Marcus Cato

Plutarch

Plutarch. Plutarch's Lives, Vol. II. Perrin, Bernadotte, translator. Cambridge, MA: Harvard University Press; London: William Heinemann Ltd., 1914.

But in other matters, his self-restraint was beyond measure admirable. For instance, when he was in command of an army, he took for himself and his retinue not more than three Attic bushels of wheat a month, and for his beasts of burden, less than a bushel and a half of barley a day.

He received Sardinia as his province,[*](198 B.C.) and whereas his predecessors were wont to charge the public treasury with their pavilions, couches, and apparel, while they oppressed the province with the cost of their large retinues of servants and friends, and of their lavish and elaborate banquets, his simple economy stood out in an incredible contrast. He made no demands whatever upon the public treasury, and made his circuit of the cities on foot, followed by a single public officer, who carried his robe and chalice for sacrifices.

And yet, though in such matters he showed himself mild and sparing to those under his authority, in other ways he displayed a dignity and severity which fully corresponded, for in the administration of justice he was inexorable, and in carrying out the edicts of the government was direct and masterful, so that the Roman power never inspired its subjects with greater fear or affection.

Much the same traits are revealed in the man’s oratory. It was at once graceful and powerful, pleasant and compelling, facetious and severe, sententious and belligerent. So Plato says of Socrates[*](Symposium, p. 215.) that from the outside he impressed his associates as rude, uncouth, and wanton; but within he was full of earnestness, and of matters that moved his hearers to tears and wrung their hearts.

Wherefore I know not what they can mean who say that Cato’s oratory most resembled that of Lysias.

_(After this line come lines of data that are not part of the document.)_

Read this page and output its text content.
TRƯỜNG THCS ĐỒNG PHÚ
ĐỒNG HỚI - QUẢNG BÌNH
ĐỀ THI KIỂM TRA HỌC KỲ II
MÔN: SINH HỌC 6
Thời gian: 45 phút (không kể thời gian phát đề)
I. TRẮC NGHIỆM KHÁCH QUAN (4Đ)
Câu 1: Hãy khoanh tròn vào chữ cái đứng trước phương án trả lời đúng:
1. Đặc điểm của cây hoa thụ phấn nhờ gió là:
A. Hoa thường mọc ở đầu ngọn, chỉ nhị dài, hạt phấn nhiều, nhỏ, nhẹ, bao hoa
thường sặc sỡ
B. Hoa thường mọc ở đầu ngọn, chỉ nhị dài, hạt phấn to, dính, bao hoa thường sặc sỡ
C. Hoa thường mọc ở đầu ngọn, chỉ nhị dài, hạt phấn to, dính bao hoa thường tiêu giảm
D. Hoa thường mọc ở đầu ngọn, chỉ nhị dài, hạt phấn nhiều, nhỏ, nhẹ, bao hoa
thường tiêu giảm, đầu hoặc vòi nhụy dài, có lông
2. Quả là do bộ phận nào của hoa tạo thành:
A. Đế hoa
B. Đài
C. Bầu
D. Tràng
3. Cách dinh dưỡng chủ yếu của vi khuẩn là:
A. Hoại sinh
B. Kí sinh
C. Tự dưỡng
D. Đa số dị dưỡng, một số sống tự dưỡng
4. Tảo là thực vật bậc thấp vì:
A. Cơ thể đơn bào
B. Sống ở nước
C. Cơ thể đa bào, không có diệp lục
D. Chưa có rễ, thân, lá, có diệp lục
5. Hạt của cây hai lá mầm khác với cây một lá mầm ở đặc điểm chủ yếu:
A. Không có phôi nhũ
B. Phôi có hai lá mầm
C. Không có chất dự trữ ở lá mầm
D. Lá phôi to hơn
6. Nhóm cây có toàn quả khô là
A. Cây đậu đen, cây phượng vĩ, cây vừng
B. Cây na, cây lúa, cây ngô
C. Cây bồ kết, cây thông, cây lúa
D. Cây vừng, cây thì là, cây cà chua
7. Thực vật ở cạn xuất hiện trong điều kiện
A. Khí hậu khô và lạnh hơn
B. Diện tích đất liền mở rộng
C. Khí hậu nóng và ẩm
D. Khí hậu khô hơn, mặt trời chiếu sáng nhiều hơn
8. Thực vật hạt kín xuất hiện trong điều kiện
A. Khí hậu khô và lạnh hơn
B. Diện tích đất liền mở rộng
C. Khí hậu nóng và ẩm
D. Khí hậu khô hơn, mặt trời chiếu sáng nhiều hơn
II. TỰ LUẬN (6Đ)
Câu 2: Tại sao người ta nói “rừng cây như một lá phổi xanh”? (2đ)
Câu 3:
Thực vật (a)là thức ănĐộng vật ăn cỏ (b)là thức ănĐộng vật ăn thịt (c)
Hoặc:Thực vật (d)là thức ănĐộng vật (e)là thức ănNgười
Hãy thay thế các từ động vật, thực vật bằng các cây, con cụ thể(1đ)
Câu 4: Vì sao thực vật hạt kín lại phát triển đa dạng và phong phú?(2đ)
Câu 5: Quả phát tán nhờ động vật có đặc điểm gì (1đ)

However, such questions must be decided by those who are more capable than I am of discerning the traits of Roman oratory, and I shall now record a few of his famous sayings, believing that men’s characters are revealed much more by their speech than, as some think, by their looks.

He once wished to dissuade the Roman people from insisting unseasonably upon a distribution of corn, and began his speech with these words: It is a hard matter, my fellow citizens, to argue with the belly, since it has no ears. Again, inveighing against the prevalent extravagance, he said: It is a hard matter to save a city in which a fish sells for more than an ox.